When they were apprised of the matter, his parents got into a rage and scolded him but eventually they cooled down. They had stopped using suicide as a threat. This boy now has a smile on his face. Where there is selfless love, neither party can tolerate self-harm. But I have another worry. Though in this episode the parents yielded, there can be cases where parents, with the hope that their son will eventually overcome this and become ‘normal’, might insist by saying, “You get married first. We will take care of the rest later!”

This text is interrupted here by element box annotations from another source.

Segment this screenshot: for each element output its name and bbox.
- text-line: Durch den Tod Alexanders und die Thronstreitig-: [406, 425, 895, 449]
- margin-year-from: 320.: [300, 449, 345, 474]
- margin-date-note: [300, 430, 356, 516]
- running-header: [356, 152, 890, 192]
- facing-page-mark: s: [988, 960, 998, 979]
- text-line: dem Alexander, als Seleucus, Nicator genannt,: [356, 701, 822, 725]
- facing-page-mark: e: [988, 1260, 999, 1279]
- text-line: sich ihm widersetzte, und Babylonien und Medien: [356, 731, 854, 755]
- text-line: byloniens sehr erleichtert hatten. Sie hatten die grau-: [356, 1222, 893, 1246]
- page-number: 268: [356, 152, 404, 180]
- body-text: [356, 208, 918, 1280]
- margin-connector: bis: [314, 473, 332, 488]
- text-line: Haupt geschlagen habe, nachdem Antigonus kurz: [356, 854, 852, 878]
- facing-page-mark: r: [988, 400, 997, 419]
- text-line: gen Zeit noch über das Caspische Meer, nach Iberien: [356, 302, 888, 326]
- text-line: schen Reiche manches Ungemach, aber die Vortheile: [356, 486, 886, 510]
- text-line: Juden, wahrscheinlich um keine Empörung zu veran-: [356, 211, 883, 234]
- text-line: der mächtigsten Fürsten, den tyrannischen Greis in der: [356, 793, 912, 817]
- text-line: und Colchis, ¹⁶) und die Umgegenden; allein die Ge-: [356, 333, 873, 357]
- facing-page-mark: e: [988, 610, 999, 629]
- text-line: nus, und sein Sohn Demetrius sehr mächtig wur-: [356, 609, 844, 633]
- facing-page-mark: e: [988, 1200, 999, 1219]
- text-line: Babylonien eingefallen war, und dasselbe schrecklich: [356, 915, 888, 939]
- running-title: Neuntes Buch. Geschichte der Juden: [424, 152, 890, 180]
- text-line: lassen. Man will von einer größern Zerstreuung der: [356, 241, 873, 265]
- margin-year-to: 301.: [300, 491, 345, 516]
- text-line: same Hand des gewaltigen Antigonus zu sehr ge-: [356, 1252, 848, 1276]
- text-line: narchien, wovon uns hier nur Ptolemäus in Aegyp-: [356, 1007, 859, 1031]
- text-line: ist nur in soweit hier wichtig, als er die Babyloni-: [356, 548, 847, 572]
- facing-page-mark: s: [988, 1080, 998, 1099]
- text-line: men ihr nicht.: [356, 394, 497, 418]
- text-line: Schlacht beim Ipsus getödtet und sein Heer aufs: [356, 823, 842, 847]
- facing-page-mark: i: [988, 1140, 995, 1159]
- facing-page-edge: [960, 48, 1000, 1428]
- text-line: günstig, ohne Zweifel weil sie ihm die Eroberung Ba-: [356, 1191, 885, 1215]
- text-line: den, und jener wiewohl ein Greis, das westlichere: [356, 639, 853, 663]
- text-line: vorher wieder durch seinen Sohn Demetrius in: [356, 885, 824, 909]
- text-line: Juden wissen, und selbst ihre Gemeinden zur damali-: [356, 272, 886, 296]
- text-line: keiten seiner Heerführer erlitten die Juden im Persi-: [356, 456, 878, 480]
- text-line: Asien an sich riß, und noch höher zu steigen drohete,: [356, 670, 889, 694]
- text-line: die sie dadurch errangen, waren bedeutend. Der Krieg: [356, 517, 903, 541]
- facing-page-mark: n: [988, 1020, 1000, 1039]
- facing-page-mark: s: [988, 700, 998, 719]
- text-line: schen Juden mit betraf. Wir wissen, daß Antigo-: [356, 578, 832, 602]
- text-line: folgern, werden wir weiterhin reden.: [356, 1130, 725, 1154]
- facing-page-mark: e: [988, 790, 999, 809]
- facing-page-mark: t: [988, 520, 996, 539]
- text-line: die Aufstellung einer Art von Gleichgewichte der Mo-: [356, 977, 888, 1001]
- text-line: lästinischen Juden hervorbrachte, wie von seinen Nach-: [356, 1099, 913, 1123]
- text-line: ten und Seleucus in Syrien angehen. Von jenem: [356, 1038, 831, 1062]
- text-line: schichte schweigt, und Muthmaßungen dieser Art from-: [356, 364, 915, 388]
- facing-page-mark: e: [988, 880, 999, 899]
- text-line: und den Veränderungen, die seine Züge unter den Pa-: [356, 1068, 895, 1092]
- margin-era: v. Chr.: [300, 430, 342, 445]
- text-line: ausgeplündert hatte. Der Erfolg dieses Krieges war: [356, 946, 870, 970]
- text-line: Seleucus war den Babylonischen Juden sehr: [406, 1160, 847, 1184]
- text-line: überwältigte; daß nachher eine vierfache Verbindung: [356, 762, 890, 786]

My father had recounted a horrific case of resistance through “self-harm”. It was something he had witnessed in his childhood. It was the story of a Brahmin family some 80 years ago. Although the name of that pretty girl was Godavari, everyone used to call her Godoo. She was admitted to the school by her father, though the villagers were against it. She became obsessed with her studies. No one could distract her from her studies until she reached the eighth grade. But for her bad luck, she “grew up”! Her father began to worry about her marriage. Godoo pleaded with her father to let her study for a few more years and not marry her off till then. Her father felt for her, yet at the same time he was afraid not to arrange the marriage of a daughter of menstruating age. What would the others in the community say? He arranged for Godoo’s marriage. Godoo’s studies were discontinued. It is believed that those named after rivers shed tears like river water. As if to prove such a belief, her husband died of a snakebite a year after their marriage. The tradition required that the widow’s head be shaved off, that she be dressed in a red saree, and that she live an ‘invisible’ life. Her parents were grief-stricken. The priests, taking pity on them, suggested that, as she is still a little girl, she may keep her hair for one year. But Godoo vehemently opposed it! She insisted on calling the barber home, shaving her head on the tenth day, and wearing a red saree. She stood in front of her parents with a big smile on her face and offered them a glass of milk each, saying, “Now both of you must be happy. Drink this milk till you are fully satisfied.” This conduct became a tradition with her, and every time she shaved her head, she would stand in front of her parents and, pointing to her shaved head, tell them, “Are you happy? Am I not looking good?” and offer them milk with a big smile on her face.
Not all smiles are happy smiles!
(Vasudhendra is Kannada literature’s first openly gay writer and often says that he is “neither left nor right and not even straight”. The text has been translated by Kamalakar Bhat, a noted Kannada poet who has worked extensively in translation.)